Walking Around Outside
Kids are really ineffectual at getting around as it is — they're either too slow, or run too far ahead, or trip over their own feet like baby deer — and this problem is only made far worse by the presence of clunky snow boots and enough layers to render them incapable of bending over far enough to even see their own feet, let alone stop themselves from tripping over them.
Your World Becomes A Soggy Hellscape
You know what's the exact opposite of the pristine beauty of a snow-covered scene outside your windows, viewed from a warm, cozy perch inside your dry, heated home? That same snow, dragged into your once-dry, heated home by your disgusting children and their vile boots. Same goes for the car (actually, this is worse). By the end of the first day of snow on the ground, the floors of your home and car will be puddled with melted snow, and later (after at least one child has slipped in said puddles at least once), caked with dried street salt, dirt, and your tears. By the end of winter, you won't even remember what being clean feels like.
Your Kids Are Cold (Or They "Aren't Cold" And They Are Liars)
One of two things will happen when you go outside in the snow with your kids: They will repeatedly tell you how freezing cold they are, despite the fact that you've taken all the anti-frostbite precautions and covered their bodies thoroughly. They will say this accusingly, like you have some control over the weather, or that you made it cold outside specifically to upset them. Or, if they want to play in the snow (aka, make sure they're as soaked as possible before running back into your house), they'll repeatedly assure you that they are not cold, which is a lie.
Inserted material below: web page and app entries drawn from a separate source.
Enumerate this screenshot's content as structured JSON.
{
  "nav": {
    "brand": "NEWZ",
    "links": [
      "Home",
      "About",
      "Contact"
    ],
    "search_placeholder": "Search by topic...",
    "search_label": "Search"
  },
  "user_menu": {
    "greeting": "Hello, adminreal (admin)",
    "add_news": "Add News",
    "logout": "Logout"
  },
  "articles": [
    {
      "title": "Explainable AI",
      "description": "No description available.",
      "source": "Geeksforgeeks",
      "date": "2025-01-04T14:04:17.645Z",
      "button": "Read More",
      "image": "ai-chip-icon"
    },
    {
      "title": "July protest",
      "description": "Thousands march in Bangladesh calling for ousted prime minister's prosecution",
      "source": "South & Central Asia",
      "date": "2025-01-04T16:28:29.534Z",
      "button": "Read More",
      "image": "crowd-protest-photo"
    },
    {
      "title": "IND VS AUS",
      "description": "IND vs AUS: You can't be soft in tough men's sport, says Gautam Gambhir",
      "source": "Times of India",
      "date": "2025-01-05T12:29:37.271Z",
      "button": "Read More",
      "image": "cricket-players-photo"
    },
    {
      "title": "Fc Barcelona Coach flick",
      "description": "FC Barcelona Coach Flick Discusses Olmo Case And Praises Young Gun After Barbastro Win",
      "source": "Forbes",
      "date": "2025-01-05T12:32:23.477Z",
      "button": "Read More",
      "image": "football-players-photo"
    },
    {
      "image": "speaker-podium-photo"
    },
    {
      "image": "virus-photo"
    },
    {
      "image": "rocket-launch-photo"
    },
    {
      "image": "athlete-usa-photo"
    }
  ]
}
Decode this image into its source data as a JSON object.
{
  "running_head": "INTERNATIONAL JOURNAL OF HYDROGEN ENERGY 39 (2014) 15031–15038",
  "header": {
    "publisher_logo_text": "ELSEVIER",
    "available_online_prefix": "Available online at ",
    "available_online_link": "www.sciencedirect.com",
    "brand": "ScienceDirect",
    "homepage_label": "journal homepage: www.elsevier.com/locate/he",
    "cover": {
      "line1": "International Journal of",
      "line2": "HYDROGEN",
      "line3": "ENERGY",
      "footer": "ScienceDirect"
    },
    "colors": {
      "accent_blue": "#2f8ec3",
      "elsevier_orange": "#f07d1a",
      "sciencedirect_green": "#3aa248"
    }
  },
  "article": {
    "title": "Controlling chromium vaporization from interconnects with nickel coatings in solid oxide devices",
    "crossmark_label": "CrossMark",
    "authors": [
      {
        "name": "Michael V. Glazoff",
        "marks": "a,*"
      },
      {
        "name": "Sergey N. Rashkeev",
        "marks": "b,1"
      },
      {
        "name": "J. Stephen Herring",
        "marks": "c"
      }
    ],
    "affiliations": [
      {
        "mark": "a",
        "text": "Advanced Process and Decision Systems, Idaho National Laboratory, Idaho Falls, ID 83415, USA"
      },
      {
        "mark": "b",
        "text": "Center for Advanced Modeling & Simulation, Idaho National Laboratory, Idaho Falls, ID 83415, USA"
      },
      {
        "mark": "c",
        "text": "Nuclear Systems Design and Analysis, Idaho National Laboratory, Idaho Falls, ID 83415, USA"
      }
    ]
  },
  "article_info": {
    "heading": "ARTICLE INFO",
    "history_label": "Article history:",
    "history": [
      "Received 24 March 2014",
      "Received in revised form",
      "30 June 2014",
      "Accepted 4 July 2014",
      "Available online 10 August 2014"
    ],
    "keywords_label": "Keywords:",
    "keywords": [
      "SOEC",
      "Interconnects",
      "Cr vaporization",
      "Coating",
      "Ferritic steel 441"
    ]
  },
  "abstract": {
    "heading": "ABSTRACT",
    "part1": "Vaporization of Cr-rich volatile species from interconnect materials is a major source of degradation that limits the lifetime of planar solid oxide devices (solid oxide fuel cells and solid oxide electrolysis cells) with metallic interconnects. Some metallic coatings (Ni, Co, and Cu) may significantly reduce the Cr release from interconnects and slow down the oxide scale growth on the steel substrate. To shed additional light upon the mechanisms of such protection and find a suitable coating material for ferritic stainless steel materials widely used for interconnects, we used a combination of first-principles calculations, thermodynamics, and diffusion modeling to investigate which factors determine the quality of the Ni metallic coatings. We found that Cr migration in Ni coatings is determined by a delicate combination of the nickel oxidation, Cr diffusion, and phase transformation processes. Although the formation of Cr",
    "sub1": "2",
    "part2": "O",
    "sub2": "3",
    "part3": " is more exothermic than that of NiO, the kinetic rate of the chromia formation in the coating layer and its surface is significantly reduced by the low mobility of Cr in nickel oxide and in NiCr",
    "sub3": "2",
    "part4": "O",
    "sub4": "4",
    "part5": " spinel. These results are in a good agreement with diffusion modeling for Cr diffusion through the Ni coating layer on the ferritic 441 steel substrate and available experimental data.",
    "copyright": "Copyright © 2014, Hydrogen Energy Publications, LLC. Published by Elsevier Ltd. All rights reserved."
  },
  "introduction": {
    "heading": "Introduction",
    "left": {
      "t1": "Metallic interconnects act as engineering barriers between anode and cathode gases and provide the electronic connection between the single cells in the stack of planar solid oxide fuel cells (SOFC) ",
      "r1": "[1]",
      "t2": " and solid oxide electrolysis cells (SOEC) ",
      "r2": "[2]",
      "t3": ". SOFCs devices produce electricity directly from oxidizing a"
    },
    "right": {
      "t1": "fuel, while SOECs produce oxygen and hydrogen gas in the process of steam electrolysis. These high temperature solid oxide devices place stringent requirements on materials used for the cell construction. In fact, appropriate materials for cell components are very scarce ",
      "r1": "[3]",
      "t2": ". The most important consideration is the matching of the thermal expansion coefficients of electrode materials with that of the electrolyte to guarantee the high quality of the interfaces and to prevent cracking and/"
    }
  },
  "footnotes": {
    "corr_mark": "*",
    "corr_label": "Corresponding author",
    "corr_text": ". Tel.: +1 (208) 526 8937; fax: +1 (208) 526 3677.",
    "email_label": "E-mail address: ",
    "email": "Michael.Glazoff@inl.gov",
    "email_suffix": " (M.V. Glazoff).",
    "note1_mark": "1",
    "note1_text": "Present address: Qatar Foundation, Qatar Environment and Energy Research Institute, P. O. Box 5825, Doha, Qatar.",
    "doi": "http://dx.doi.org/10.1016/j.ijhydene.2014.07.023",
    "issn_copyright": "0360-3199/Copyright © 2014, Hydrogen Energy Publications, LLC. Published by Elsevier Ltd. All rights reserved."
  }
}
It's a lie that would end in frostbite if they had their way.
It Isn't Ending Anytime Soon
Sure, there are some days when it's snowing a lot, or not at all; sometimes a bit of it melts, but in general, if you live in a part of the country where snow is more than one day of overreaction, the worst part of all of this is that is goes on, and on, forever, until the end of time. Once the first snow falls, you will never again be able to leave with house without fighting a tiny war with your child about the need for a hat; you will never again be able to come home without bringing gross snow into the spaces you once freely walked barefoot in. It's going to last forever. This is your life now, permanently, until you die. No, you're being dramatic. No, YOU don't understand "how seasons work."
Under Those Layers Is A Smelly Kid
Fun biology fact: Cold doesn't stop sweat. Your sweet little friend's face might be icy and rosy and adorable while you're out in the snow, but as soon as they've trudged their bodies, covered in pounds of extra clothing, through the heavy snow, and finally made it inside, those layers will peel off to reveal a very stinky kid under there. It's fine. Humans are gross. Snow is hell. It's all good. You'll get through it together.